Síndrome de Burnout: o esgotamento físico e mental ligado à vida profissional
Enviada em 06/11/2020
Para o filósofo iluminista Voltaire, o trabalho espanta três males: o vício, o tédio e a pobreza. Porém, a síndrome de Bournout - o esgotamento físico e mental relacionado à vida profissional - é um problema que esta se tornando comum nos ambientes de trabalho, pois relaciona-se a um cansaço que não pode ser remediado. Essa sobrecarga relaciona-se ao excesso de cobrança feita pela sociedade, que em alguns casos pode ocasionar problemas mais sérios como a depressão ou ansiedade. Dentre os fatores responsáveis por tal, pode-se citar a busca exacerbada pela perfeição no âmbito profissional e pessoal, que muitas vezes não é alcançada gerando frustrações, e o cansaço contemporâneo marginalizado pela sociedade.

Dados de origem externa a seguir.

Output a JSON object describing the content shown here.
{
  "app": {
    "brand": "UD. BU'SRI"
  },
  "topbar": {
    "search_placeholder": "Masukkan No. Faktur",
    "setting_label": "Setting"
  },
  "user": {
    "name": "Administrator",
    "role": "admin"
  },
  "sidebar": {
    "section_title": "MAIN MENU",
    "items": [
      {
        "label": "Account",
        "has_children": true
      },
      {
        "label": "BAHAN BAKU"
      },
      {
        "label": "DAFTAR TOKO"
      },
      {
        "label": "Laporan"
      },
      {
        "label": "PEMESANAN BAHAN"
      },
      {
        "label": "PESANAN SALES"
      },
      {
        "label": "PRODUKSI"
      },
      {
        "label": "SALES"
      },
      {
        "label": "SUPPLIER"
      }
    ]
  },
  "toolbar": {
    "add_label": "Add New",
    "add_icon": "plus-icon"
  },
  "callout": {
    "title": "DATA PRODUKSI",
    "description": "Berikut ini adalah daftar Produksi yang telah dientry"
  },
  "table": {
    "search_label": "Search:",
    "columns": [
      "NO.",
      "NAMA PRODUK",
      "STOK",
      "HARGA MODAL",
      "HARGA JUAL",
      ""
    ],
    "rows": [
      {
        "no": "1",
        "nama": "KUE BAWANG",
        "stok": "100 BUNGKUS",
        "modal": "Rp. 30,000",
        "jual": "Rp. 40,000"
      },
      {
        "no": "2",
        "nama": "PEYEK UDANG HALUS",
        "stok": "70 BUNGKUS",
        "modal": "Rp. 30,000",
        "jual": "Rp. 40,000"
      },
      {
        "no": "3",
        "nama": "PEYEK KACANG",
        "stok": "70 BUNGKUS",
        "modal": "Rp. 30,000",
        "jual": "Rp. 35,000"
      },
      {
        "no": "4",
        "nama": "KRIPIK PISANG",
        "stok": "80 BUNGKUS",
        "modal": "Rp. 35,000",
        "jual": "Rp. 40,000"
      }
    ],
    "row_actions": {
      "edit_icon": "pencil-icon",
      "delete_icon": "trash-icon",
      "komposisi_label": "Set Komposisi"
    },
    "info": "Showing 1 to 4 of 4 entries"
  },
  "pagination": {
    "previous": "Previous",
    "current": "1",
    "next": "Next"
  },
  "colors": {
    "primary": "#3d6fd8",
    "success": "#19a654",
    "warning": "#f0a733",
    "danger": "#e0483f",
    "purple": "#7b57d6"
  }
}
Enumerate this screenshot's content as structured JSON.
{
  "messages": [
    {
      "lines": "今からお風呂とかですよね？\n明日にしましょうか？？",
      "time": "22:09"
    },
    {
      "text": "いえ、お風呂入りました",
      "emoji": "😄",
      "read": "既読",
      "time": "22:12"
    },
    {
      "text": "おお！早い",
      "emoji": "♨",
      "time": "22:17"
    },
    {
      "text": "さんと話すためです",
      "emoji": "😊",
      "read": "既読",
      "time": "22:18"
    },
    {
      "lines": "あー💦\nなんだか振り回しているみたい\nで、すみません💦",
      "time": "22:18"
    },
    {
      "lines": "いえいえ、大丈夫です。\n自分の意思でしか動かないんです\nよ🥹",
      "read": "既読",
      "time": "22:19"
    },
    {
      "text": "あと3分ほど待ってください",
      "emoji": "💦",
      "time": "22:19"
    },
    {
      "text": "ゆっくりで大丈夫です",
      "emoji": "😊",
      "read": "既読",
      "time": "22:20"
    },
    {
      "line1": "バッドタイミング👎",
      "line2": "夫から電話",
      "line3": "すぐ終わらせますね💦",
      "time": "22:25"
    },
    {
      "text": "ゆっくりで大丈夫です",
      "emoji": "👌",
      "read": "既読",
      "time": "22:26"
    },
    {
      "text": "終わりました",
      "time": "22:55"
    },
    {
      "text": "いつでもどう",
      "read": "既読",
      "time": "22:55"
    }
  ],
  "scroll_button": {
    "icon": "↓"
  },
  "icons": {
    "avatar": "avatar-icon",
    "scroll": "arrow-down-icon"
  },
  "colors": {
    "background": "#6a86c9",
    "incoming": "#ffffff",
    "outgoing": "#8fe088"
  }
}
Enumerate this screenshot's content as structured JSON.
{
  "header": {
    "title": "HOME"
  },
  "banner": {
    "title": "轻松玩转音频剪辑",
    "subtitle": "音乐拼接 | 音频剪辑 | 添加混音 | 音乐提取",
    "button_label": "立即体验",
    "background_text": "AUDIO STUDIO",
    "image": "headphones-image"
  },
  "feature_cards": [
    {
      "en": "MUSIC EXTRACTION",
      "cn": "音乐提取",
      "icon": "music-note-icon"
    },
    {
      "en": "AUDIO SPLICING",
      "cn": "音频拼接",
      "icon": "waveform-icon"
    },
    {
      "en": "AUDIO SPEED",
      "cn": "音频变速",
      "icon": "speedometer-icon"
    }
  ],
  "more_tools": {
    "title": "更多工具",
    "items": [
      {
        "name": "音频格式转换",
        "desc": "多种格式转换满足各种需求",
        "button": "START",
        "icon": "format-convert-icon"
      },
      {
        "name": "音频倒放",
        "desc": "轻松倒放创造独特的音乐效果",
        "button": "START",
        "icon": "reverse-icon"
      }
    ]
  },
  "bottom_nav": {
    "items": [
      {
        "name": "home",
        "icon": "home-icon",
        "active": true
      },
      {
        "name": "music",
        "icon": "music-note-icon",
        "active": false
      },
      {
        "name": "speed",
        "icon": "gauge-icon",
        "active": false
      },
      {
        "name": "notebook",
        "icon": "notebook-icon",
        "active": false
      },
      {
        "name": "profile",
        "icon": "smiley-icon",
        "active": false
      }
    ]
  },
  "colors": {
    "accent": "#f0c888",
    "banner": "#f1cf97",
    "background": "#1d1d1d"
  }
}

Em primeira análise, com a chegada do século XXI, marcado pela modernidade, o mundo presenciou a ascensão da tecnologia, que mesmo facilitando tarefas mais complexas, criou a chamada sociedade do espetáculo. Para Guy Debord, desenvolvedor dessa vertente social, as pessoas passaram a querer sempre serem as melhores em tudo o que fazem, e expor essa ideia para os outros. Em controvérsia, àqueles que não apresentassem ganhos proveitosos, frustrariam-se gerando o pensamento de serem insuficientes. Isso, seria um pensamento equivocado, visto que, a exposição nos meios digitais na maioria das vezes é apenas uma forma de suprir o próprio ego.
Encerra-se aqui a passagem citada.